A man and a woman who sold prescription medicines illegally online have been given suspended sentences after appearing at Birmingham Crown Court.

Egle Bunkute, originally from Lithuania, was sentenced to 14 months’ custody suspended for two years and ordered to complete 100 hours of unpaid work in the community, while Edvinas Ivanauskas, also from Lithuania, was sentenced to 44 weeks’ imprisonment suspended for two years and ordered to complete 100 hours of unpaid work.

The sentencing on April 3 followed a three-year investigation by the Medicines and Healthcare products Regulatory Agency (MHRA) into the illegal sale of medicines through their website, www.uk-rxcart.com, which was shut down in 2017.

MHRA investigators along with officers from West Midlands Police, executed a number of search warrants in March 2017, seizing initially nearly 27,000 tablets and vials valued at more than £21,000.

Bunkute and Ivanauskas eventually admitted to supplying or intending to supply Prescription Only and unauthorised medicines after further investigations by the MHRA uncovered thousands of photographic records of the transactions.

The medicines were sent illegally to addresses in the UK, EU, the USA, Canada and Australia.
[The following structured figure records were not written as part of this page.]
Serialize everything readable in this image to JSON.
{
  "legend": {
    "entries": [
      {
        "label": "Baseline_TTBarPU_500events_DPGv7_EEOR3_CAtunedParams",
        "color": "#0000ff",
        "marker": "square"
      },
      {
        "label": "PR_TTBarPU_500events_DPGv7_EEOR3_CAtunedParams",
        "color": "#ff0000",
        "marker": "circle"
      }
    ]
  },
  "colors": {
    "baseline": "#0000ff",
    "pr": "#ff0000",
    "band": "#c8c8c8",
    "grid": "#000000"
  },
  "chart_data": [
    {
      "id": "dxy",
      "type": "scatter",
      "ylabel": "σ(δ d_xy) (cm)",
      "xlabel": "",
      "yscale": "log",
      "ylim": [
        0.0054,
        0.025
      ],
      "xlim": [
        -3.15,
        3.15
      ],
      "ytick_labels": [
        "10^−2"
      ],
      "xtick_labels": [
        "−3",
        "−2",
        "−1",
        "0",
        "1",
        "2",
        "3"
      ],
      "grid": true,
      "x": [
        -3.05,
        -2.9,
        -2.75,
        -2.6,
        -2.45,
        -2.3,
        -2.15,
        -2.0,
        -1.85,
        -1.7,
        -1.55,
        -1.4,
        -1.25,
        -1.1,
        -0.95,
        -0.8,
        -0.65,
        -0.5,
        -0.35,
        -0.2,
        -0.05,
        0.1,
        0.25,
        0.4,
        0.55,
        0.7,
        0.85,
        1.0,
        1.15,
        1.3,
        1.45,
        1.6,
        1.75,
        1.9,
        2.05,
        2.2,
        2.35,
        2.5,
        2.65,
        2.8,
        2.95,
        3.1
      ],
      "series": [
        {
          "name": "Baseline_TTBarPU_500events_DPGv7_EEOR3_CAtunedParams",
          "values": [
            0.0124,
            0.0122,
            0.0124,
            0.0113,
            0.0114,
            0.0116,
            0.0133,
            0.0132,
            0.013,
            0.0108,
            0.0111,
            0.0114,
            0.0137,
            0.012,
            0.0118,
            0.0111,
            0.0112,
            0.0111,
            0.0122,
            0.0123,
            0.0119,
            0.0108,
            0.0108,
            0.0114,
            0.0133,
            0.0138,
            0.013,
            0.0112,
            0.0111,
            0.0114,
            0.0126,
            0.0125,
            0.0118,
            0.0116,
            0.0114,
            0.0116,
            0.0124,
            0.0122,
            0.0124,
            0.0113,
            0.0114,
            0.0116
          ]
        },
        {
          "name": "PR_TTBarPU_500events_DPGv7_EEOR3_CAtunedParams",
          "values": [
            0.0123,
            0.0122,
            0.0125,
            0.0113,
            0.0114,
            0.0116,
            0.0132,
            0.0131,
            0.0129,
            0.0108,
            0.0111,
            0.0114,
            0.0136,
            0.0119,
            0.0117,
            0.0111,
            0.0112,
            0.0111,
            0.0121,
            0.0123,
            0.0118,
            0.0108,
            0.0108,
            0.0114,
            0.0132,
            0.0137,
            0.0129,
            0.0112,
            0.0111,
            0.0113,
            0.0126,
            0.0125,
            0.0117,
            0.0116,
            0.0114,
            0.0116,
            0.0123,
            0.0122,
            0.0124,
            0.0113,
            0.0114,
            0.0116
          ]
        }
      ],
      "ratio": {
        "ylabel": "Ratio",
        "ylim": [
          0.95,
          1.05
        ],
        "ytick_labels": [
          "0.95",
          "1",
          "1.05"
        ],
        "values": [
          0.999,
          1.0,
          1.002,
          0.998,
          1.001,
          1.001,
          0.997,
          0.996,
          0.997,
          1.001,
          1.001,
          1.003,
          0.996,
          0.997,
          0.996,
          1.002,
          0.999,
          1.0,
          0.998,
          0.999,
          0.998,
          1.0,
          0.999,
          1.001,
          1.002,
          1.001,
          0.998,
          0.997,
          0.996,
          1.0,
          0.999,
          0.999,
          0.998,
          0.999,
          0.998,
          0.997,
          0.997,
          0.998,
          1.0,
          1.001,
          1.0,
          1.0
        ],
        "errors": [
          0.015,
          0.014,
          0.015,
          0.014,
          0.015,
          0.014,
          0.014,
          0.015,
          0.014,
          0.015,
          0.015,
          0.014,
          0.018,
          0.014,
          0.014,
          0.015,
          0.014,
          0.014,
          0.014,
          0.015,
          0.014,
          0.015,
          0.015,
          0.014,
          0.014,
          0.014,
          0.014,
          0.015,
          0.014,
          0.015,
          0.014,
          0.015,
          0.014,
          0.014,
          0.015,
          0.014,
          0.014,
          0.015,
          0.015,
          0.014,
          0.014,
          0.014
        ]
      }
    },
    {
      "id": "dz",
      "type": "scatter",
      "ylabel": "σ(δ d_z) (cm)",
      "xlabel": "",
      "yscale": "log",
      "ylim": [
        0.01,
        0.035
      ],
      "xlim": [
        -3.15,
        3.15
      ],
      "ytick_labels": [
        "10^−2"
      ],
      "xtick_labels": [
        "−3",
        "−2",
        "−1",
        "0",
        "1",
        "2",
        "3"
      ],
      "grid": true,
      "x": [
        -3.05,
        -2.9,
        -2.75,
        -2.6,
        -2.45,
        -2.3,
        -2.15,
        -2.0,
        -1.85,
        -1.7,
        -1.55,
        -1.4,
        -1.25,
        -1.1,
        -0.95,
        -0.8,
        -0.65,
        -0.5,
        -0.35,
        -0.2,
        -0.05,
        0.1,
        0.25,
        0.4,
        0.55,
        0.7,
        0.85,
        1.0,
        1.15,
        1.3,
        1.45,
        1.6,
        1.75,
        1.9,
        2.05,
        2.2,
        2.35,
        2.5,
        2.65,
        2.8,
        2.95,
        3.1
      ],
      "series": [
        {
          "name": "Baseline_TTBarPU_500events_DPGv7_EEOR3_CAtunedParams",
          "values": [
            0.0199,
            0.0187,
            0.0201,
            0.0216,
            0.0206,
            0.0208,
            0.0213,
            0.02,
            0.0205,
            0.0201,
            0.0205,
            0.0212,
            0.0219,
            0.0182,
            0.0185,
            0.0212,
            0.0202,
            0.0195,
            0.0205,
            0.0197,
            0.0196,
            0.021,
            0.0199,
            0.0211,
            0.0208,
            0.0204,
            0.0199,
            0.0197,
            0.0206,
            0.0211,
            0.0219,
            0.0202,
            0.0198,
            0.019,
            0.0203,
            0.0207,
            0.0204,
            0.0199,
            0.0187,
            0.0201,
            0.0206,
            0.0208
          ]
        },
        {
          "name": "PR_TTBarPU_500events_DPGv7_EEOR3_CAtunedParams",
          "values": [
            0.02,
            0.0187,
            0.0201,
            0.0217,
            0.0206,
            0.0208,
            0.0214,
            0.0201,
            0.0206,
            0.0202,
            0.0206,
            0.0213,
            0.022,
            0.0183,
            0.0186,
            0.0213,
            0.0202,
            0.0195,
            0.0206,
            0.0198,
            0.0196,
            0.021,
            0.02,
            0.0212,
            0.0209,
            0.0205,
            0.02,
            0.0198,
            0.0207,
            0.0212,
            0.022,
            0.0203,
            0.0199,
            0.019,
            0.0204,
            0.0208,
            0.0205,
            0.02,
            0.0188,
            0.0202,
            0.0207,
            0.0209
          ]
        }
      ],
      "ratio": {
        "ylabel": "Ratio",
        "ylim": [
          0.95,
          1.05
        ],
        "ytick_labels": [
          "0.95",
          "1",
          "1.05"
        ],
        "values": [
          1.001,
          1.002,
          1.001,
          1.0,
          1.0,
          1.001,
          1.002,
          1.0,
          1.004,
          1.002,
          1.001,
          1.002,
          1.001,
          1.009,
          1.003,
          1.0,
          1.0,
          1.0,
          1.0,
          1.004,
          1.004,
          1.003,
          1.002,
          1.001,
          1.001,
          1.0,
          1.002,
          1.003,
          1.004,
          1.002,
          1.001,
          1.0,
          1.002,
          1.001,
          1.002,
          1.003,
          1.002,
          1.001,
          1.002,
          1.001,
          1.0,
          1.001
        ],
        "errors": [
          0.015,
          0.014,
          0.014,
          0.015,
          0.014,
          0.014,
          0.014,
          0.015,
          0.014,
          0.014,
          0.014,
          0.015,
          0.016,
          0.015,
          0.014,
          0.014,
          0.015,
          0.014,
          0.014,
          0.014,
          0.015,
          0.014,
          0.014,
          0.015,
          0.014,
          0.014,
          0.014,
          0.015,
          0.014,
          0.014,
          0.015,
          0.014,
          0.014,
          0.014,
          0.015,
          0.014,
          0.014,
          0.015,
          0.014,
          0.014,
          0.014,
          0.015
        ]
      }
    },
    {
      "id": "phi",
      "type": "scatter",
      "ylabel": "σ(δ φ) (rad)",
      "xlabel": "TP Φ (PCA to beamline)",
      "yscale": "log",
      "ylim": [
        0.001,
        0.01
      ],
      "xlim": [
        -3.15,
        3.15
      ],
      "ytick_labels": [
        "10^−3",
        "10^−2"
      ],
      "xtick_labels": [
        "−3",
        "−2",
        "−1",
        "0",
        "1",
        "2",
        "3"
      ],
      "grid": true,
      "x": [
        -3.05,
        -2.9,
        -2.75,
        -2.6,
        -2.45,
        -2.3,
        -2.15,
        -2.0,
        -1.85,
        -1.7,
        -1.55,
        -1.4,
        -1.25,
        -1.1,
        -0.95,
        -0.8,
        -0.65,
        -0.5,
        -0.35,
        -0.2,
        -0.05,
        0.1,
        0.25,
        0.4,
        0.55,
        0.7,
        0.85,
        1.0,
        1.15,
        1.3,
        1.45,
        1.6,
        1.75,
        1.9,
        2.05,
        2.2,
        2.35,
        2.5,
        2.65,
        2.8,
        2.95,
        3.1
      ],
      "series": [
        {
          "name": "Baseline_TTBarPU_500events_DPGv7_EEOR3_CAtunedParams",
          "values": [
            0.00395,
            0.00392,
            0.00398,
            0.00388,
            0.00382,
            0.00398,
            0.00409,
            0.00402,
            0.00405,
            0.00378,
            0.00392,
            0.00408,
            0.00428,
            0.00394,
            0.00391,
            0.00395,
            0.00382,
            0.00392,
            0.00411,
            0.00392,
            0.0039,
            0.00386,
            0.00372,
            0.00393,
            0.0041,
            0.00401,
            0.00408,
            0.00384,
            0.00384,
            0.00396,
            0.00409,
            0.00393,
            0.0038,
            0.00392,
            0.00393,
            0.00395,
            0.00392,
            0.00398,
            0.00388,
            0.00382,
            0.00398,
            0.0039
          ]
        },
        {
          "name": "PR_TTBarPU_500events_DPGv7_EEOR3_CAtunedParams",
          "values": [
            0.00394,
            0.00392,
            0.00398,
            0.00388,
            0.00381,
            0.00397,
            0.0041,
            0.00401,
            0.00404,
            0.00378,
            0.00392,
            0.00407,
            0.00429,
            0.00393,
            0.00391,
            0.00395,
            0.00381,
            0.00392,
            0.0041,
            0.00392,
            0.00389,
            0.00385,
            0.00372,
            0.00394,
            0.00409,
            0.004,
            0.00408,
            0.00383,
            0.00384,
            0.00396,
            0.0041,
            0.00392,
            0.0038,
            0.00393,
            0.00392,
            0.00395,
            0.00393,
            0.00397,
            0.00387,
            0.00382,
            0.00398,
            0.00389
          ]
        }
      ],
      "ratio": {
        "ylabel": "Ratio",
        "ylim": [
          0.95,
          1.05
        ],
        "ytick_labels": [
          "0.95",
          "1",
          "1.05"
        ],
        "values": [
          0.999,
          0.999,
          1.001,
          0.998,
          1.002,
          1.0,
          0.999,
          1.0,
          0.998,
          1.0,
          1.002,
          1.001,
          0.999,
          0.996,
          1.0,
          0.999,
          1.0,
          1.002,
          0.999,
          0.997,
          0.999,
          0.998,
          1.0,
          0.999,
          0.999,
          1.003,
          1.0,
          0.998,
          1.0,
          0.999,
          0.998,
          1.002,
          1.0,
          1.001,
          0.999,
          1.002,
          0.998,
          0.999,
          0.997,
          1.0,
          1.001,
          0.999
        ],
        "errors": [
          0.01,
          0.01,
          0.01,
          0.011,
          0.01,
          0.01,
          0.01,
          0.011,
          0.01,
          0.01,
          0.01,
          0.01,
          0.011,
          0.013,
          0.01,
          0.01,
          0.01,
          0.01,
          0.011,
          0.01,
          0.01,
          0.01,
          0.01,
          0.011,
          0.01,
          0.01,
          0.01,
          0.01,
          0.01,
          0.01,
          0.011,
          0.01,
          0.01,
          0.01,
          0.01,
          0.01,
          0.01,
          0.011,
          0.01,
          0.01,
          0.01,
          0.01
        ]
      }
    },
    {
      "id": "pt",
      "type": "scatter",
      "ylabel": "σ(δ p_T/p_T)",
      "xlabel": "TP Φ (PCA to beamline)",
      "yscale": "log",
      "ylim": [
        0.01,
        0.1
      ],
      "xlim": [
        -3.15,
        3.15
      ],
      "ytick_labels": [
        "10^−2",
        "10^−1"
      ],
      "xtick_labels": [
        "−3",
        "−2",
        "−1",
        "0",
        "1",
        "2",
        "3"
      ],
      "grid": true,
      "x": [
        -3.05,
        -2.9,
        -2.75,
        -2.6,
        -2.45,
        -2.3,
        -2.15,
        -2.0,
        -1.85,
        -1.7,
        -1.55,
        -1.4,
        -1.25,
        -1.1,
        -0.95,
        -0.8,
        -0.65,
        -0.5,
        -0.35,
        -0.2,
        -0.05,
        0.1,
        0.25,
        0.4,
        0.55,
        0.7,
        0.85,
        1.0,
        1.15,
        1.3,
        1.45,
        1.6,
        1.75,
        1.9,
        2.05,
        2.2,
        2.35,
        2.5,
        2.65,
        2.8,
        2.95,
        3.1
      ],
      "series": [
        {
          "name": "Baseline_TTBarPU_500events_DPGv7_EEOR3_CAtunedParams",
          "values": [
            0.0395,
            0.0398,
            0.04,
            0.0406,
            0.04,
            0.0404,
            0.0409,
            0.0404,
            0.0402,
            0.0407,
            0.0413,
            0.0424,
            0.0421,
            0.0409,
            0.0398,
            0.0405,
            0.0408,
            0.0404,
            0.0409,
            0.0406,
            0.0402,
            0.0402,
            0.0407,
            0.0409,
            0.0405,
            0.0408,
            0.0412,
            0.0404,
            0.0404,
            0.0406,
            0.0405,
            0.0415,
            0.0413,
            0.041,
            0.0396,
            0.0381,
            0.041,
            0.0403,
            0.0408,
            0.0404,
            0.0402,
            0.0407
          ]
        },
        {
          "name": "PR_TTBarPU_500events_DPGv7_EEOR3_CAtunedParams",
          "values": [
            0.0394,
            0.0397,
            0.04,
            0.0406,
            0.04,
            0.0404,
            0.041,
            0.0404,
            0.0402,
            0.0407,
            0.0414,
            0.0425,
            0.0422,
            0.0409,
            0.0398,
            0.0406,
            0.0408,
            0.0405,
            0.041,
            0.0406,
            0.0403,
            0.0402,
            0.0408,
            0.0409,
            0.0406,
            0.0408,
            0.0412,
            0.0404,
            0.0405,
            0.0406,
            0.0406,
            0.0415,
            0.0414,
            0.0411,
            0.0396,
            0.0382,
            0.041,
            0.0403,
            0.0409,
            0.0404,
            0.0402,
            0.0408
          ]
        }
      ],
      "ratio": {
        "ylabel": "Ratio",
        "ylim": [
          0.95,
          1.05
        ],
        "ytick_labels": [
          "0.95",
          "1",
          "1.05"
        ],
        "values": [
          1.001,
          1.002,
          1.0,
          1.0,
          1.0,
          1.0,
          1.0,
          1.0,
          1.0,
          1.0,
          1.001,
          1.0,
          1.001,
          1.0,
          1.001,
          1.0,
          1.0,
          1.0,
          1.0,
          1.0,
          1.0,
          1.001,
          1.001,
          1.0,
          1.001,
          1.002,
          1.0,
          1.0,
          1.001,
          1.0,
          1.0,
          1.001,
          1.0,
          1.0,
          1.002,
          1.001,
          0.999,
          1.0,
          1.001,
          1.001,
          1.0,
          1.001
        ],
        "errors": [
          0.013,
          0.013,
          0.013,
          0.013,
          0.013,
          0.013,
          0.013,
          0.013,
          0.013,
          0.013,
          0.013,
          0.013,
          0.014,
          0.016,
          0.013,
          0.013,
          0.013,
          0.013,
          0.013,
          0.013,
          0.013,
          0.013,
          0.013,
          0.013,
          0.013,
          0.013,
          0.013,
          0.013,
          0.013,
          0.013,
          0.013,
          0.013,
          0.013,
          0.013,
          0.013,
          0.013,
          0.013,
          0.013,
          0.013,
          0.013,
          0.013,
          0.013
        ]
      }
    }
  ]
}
Social media messages between the pair clearly showed they knew they were involved in the illegal supply of the medicines.

The pair were selling Tadafil used for the treatment erectile dysfunction, Prolox and Dapoxetine (premature ejaculation treatments) and Nolvadex/Tamoxifen which are used to treat breast cancer.

Egle Bunkute was also sentenced for offering to supply human chorionic gonadotrophin, a class C controlled drug.

They both pleaded guilty to the offences at earlier hearings.